There will also be a hit to demand as growth is affected across the world – the second main way the virus will hit the economy. This will affect our exporters and also some key sectors at home, notably tourism and travel. Wider restrictions on gatherings – for example, festivals – could also hit consumer spending, as would any moves by the public to avoid eating out, going to the cinema, or whatever.This could affect the economy quickly.

Demand issues

The key issue for Ireland would be demand for exports, with Department of Finance estimates suggesting each 1 per cent fall in export demand cuts GDP growth by around 0.3 of a point in the first year and – if sustained – up to 1 point by year five.

In the case of the virus, demand on world markets could fall significantly , but then could potentially recover if the worst does pass in a few months. Varadkar alluded to the possibility of growth bouncing back after the economic hit – and this was seen with the Sars virus in the early 2000s.

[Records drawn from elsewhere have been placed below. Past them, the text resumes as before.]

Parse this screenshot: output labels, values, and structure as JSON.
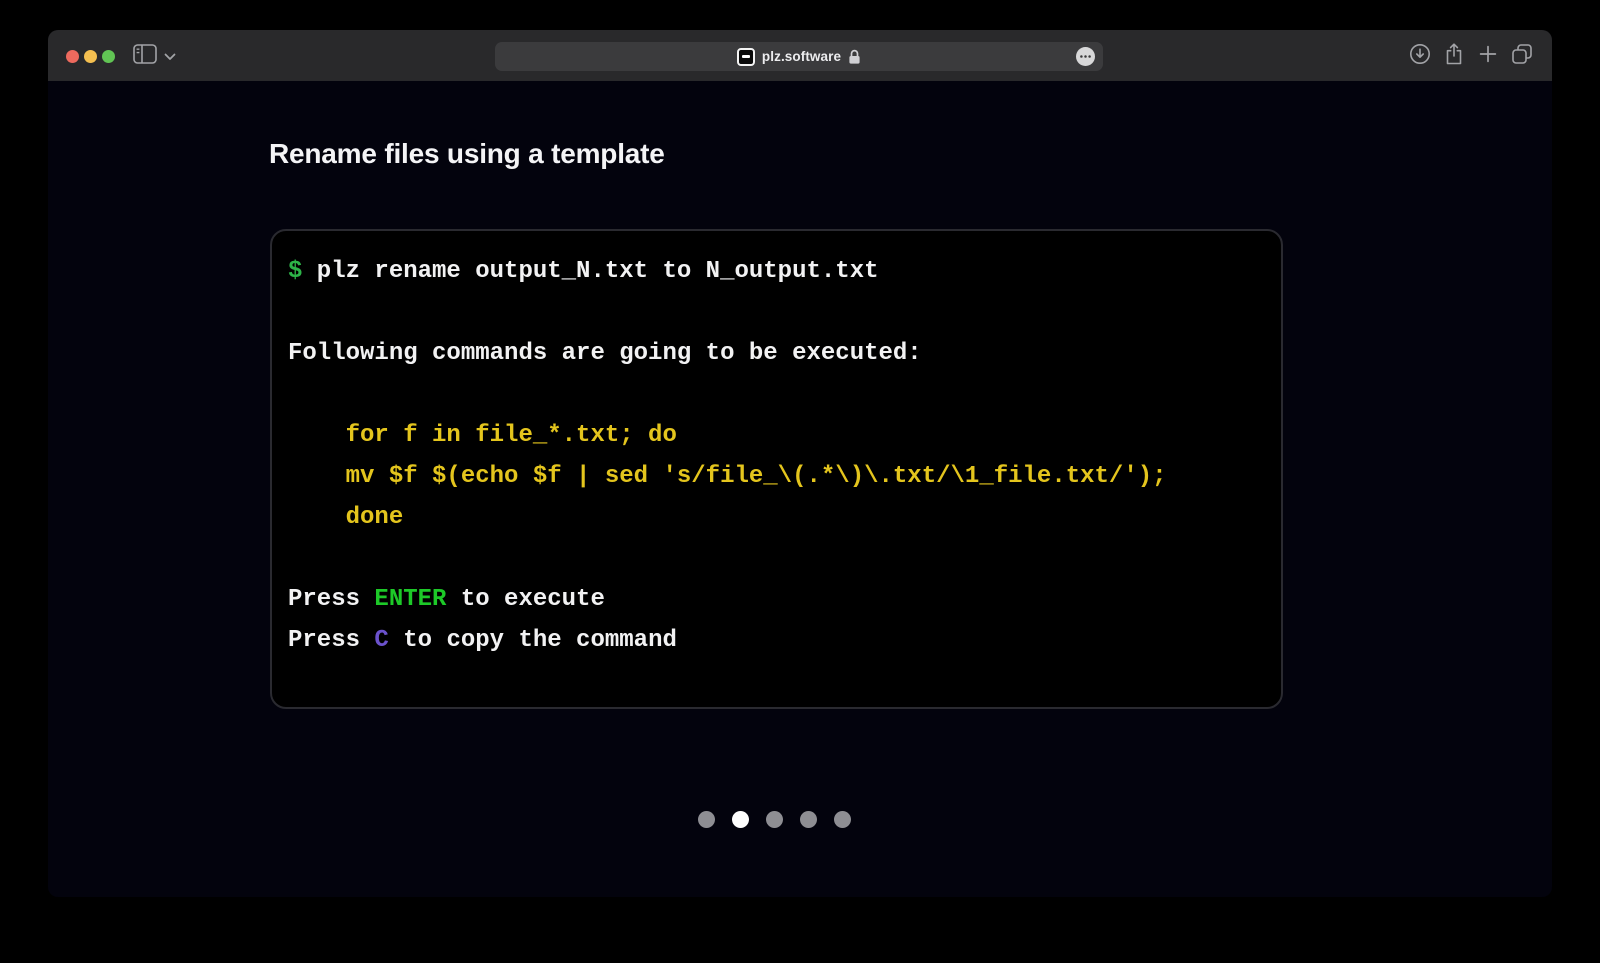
{
  "browser": {
    "address_bar": {
      "site": "plz.software"
    },
    "icons": {
      "toolbar_left": [
        "sidebar-icon",
        "chevron-down-icon"
      ],
      "address_bar": [
        "terminal-favicon-icon",
        "lock-icon",
        "ellipsis-icon"
      ],
      "toolbar_right": [
        "download-icon",
        "share-icon",
        "plus-icon",
        "tab-overview-icon"
      ]
    },
    "traffic_light_colors": {
      "close": "#ed6a5e",
      "minimize": "#f4bf50",
      "zoom": "#61c454"
    }
  },
  "page": {
    "heading": "Rename files using a template",
    "terminal": {
      "prompt": "$",
      "command": " plz rename output_N.txt to N_output.txt",
      "message": "Following commands are going to be executed:",
      "code": [
        "    for f in file_*.txt; do",
        "    mv $f $(echo $f | sed 's/file_\\(.*\\)\\.txt/\\1_file.txt/');",
        "    done"
      ],
      "hint_enter": {
        "prefix": "Press ",
        "key": "ENTER",
        "suffix": " to execute"
      },
      "hint_copy": {
        "prefix": "Press ",
        "key": "C",
        "suffix": " to copy the command"
      }
    },
    "carousel": {
      "total_dots": 5,
      "active_dot": 2
    }
  },
  "colors": {
    "page_bg": "#03030d",
    "toolbar_bg": "#29292b",
    "terminal_bg": "#000000",
    "terminal_border": "#2a2a30",
    "prompt_green": "#2db448",
    "enter_green": "#1dc928",
    "code_yellow": "#e4c51d",
    "copy_purple": "#6b52cc",
    "terminal_text": "#f2f2f3"
  }
}
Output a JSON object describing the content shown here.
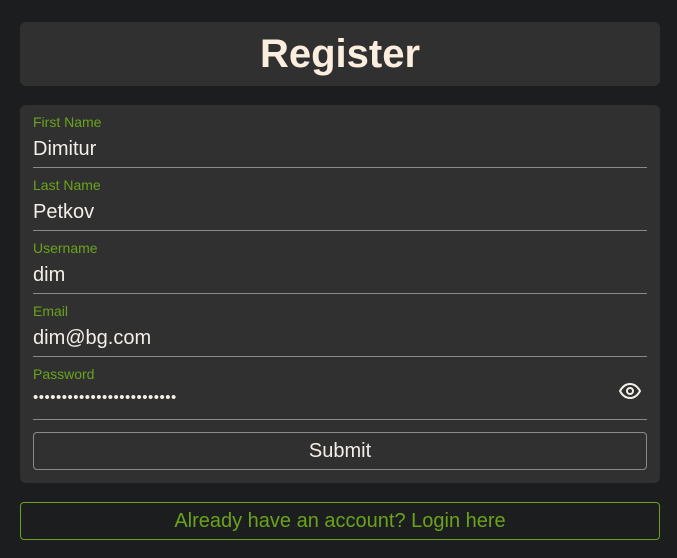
{
  "header": {
    "title": "Register"
  },
  "form": {
    "fields": [
      {
        "label": "First Name",
        "value": "Dimitur"
      },
      {
        "label": "Last Name",
        "value": "Petkov"
      },
      {
        "label": "Username",
        "value": "dim"
      },
      {
        "label": "Email",
        "value": "dim@bg.com"
      },
      {
        "label": "Password",
        "value": "•••••••••••••••••••••••••",
        "toggle_icon": "eye-icon"
      }
    ],
    "submit_label": "Submit"
  },
  "footer": {
    "login_link_label": "Already have an account? Login here"
  },
  "colors": {
    "background": "#1c1d1f",
    "card": "#303030",
    "accent": "#6aa31b",
    "text": "#f3eee6",
    "title": "#fbeede"
  }
}
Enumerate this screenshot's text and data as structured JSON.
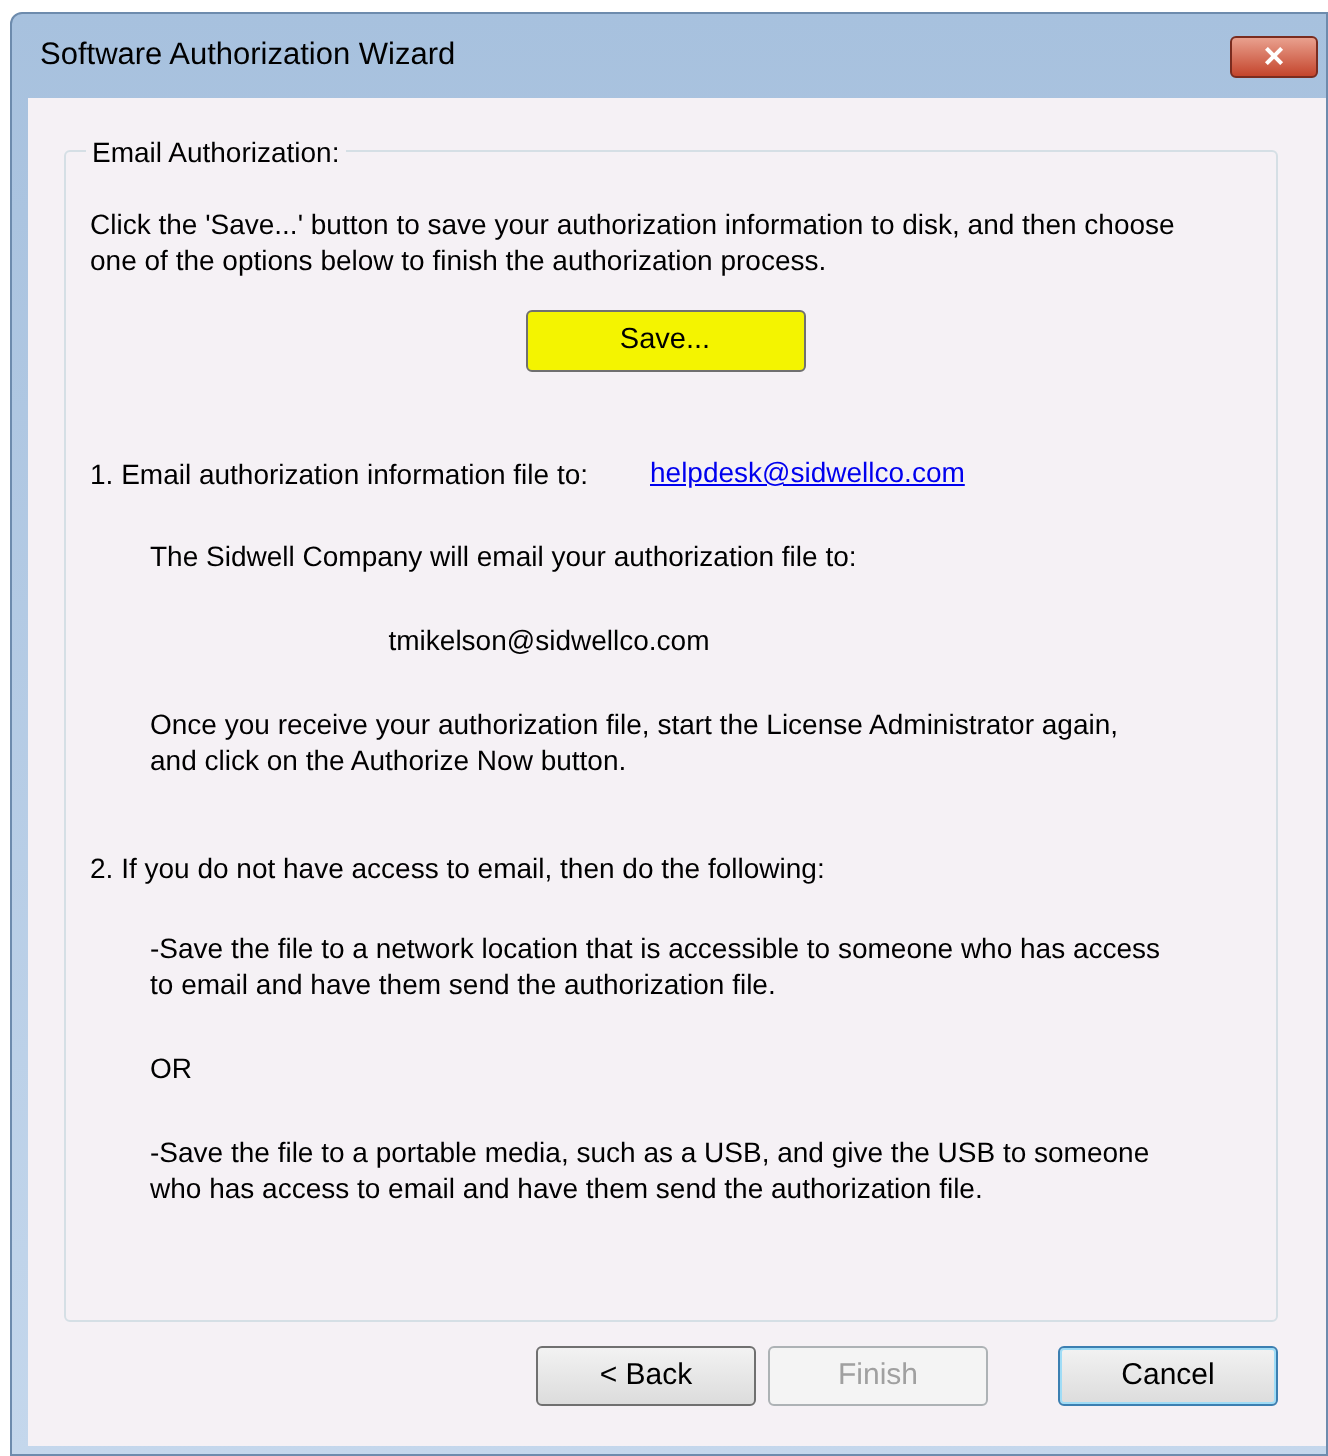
{
  "window": {
    "title": "Software Authorization Wizard",
    "close": "×"
  },
  "group": {
    "title": "Email Authorization:",
    "intro": "Click the 'Save...' button to save your authorization information to disk, and then choose one of the options below to finish the authorization process.",
    "save_button": {
      "label": "Save...",
      "highlighted": true
    },
    "option_1": {
      "label": "1.  Email authorization information file to:",
      "link": "helpdesk@sidwellco.com",
      "paragraphs": [
        {
          "kind": "text",
          "text": "The Sidwell Company will email your authorization file to:"
        },
        {
          "kind": "center",
          "text": "tmikelson@sidwellco.com"
        },
        {
          "kind": "text",
          "text": "Once you receive your authorization file, start the License Administrator again, and click on the Authorize Now button."
        }
      ]
    },
    "option_2": {
      "label": "2.  If you do not have access to email, then do the following:",
      "paragraphs": [
        {
          "kind": "text",
          "text": "-Save the file to a network location that is accessible to someone who has access to email and have them send the authorization file."
        },
        {
          "kind": "text",
          "text": "OR"
        },
        {
          "kind": "text",
          "text": "-Save the file to a portable media, such as a USB, and give the USB to someone who has access to email and have them send the authorization file."
        }
      ]
    }
  },
  "buttons": [
    {
      "label": "< Back",
      "disabled": false,
      "default": false
    },
    {
      "label": "Finish",
      "disabled": true,
      "default": false
    },
    {
      "label": "Cancel",
      "disabled": false,
      "default": true
    }
  ]
}
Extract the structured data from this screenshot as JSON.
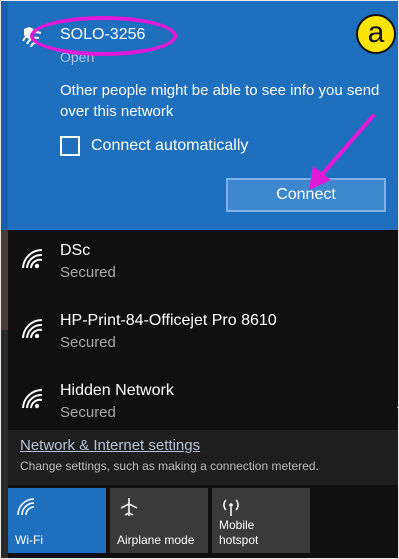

Again, the length of time it takes to control the virus and whether it is seen to be completely contained will be key. On Tuesday Donohoe said that a global slowdown would have consequences for Irish growth, employment and the public finances, but it was still “ too early to say what this would look like”.

We are now seeing international authorities – including the G7 finance ministers and central banks – promise to take “appropriate action”, and the Fed following this with the interest rate cut. Government spending is also likely to rise in many economies.

Yet while economic policy may be able to support demand a bit, it can’t “ fix” the supply chain and workforce issues, though it may be able to help firms to cope with them.

If, as seems likely, the virus does spread here, pressure will grow on the Government to bring forward supports to help get companies over a difficult period.